Currently, many of the 650,000 people in the UK who turn 65 each year choose to retire from their full-time jobs around this time, yet many receive no guidance or support. That’s almost 2,000 people a day going through a major change in their lives, many of whom feel unprepared and unsure about what they will do next. All too often, people do not give thought to what kind of later life they want until retirement is imminent. This is too late. And perhaps people don’t even realise that there’s no legal obligation to retire any more.
In our research into Later Life in 2015 we heard stories of people who had found retirement very difficult. James, one of the people we identified as the ‘worried and disconnected’, worked as a long distance HGV driver until he was 71. While he did this in order to earn extra money, the additional benefits were not lost on him, and he spoke of how much he enjoyed doing something useful and getting out of the house. I was recently chatting with Drew, an active man in his mid-70s. He declared he never wanted to retire, particularly if it means “Golf, gardening and grandchildren”. For him, the secret to a happy later life is to keep active and he certainly does that. His skills as an architect are shared with children on projects including building a model of an ecological city and creating a mural representing the history of their community.
Currently, many of the 650,000 people in the UK who turn 65 each year choose to retire from their full-time jobs around this time, yet many receive no guidance or support.
These experiences, and those of many others who help inform our work, reinforce our view about the importance of laying the foundations for later life in mid-life. Much of the support available is focused on financial planning. With new pension freedoms and the decline in defined benefit pensions, this support and advice is increasingly important.
But preparing for the age of no retirement means considering a much broader range of issues in advance of stopping paid work. People who have worked full time for much of their lives and then retire may find themselves at home with very little to do and feel they lack meaning or purpose in their lives. They may become less active physically and mentally and lose the social connections they enjoyed through work.
Some will react with horror at the suggestion that retirement is a thing of the past. But we need to accept that working flexibly later in life is not just a financial necessity for some, but if the work is fulfilling and supported by employers, it can actually improve people’s quality of life. Work can give a sense of purpose, add structure, sustain social connections, and provide opportunities for learning and new experience. All these elements are as important in later life as they are for people of any age.

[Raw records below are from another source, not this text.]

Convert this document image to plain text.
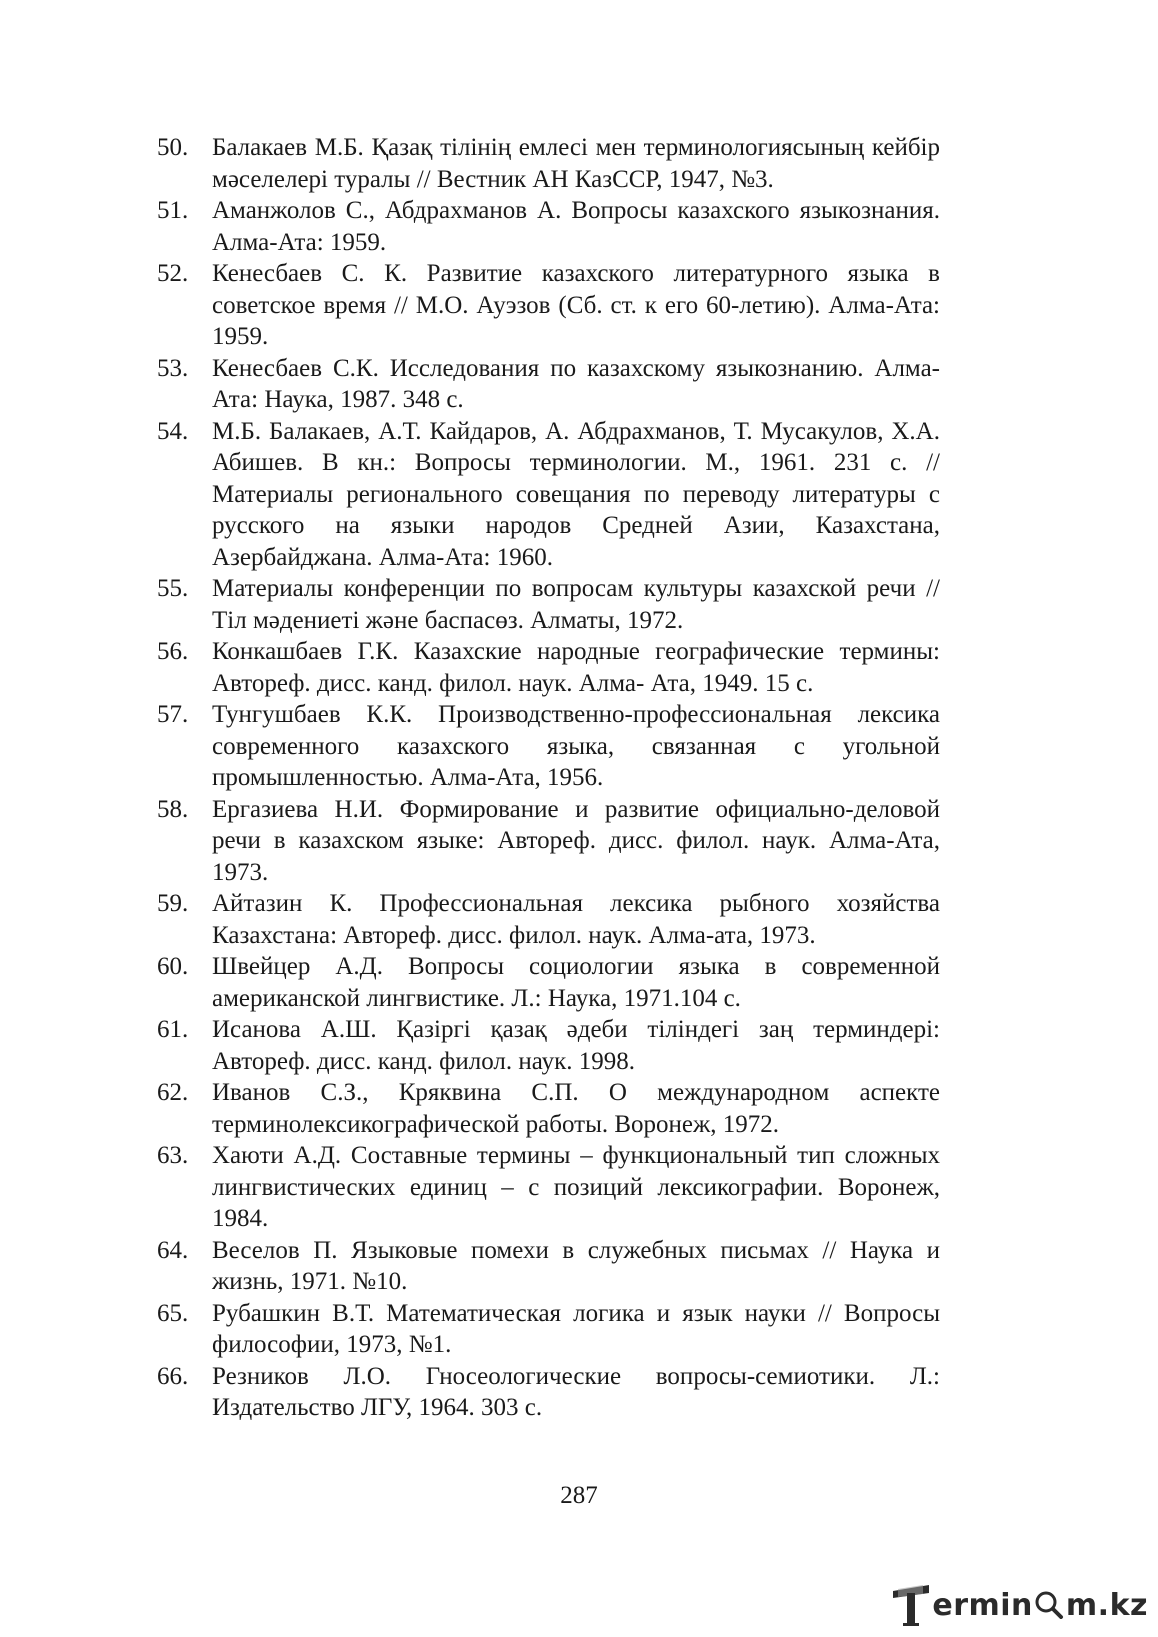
50. Балакаев М.Б. Қазақ тілінің емлесі мен терминологиясының кейбір мәселелері туралы // Вестник АН КазССР, 1947, №3.
51. Аманжолов С., Абдрахманов А. Вопросы казахского языкознания. Алма-Ата: 1959.
52. Кенесбаев С. К. Развитие казахского литературного языка в советское время // М.О. Ауэзов (Сб. ст. к его 60-летию). Алма-Ата: 1959.
53. Кенесбаев С.К. Исследования по казахскому языкознанию. Алма-Ата: Наука, 1987. 348 с.
54. М.Б. Балакаев, А.Т. Кайдаров, А. Абдрахманов, Т. Мусакулов, Х.А. Абишев. В кн.: Вопросы терминологии. М., 1961. 231 с. // Материалы регионального совещания по переводу литературы с русского на языки народов Средней Азии, Казахстана, Азербайджана. Алма-Ата: 1960.
55. Материалы конференции по вопросам культуры казахской речи // Тіл мәдениеті және баспасөз. Алматы, 1972.
56. Конкашбаев Г.К. Казахские народные географические термины: Автореф. дисс. канд. филол. наук. Алма- Ата, 1949. 15 с.
57. Тунгушбаев К.К. Производственно-профессиональная лексика современного казахского языка, связанная с угольной промышленностью. Алма-Ата, 1956.
58. Ергазиева Н.И. Формирование и развитие официально-деловой речи в казахском языке: Автореф. дисс. филол. наук. Алма-Ата, 1973.
59. Айтазин К. Профессиональная лексика рыбного хозяйства Казахстана: Автореф. дисс. филол. наук. Алма-ата, 1973.
60. Швейцер А.Д. Вопросы социологии языка в современной американской лингвистике. Л.: Наука, 1971.104 с.
61. Исанова А.Ш. Қазіргі қазақ әдеби тіліндегі заң терминдері: Автореф. дисс. канд. филол. наук. 1998.
62. Иванов С.З., Кряквина С.П. О международном аспекте терминолексикографической работы. Воронеж, 1972.
63. Хаюти А.Д. Составные термины – функциональный тип сложных лингвистических единиц – с позиций лексикографии. Воронеж, 1984.
64. Веселов П. Языковые помехи в служебных письмах // Наука и жизнь, 1971. №10.
65. Рубашкин В.Т. Математическая логика и язык науки // Вопросы философии, 1973, №1.
66. Резников Л.О. Гносеологические вопросы-семиотики. Л.: Издательство ЛГУ, 1964. 303 с.
287
ermin m.kz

How can we ensure people like James are supported to manage retirement more successfully and to have a greater chance of enjoying their later life? It is important to build and maintain connections outside work, which will endure beyond formal retirement. These may become the foundation for part-time or voluntary work and community engagement, putting skills and experience to good use. There may be an opportunity to start a new business, or become self-employed. A more local job, reducing commuting time, or work that is less physically demanding, may also help to extend one’s working life.
We recently formed a new partnership with the Calouste Gulbenkian Foundation, the international foundation committed to long-term improvements in wellbeing. Together we will support the development and testing of innovative new approaches to pre-retirement support designed to help a range of people successfully manage the transition from paid work into later life. Our ambition is to make sure that there are fewer people like James and more like Drew. More people who feel positive about later life, are active and connected, feel their lives have meaning and purpose and who are financially secure.
If the age of no retirement is coming, we all need to prepare, not just financially, but in thinking about how we will cope with major life changes, and stay happy and healthy. Employers need to help us continue working longer if we want to or need to and to value unpaid caring and community work alongside paid work. Government needs to take much more radical action to support more people to remain in fulfilling work for longer and to ensure future generations are financially secure in later life. As the independent review into the state pension age gets underway under the leadership of Sir John Cridland, there is an opportunity for government to take a fresh look at retirement. Together we need to plan and prepare for our older years, and build a society where everyone can enjoy a good later life – retired or not.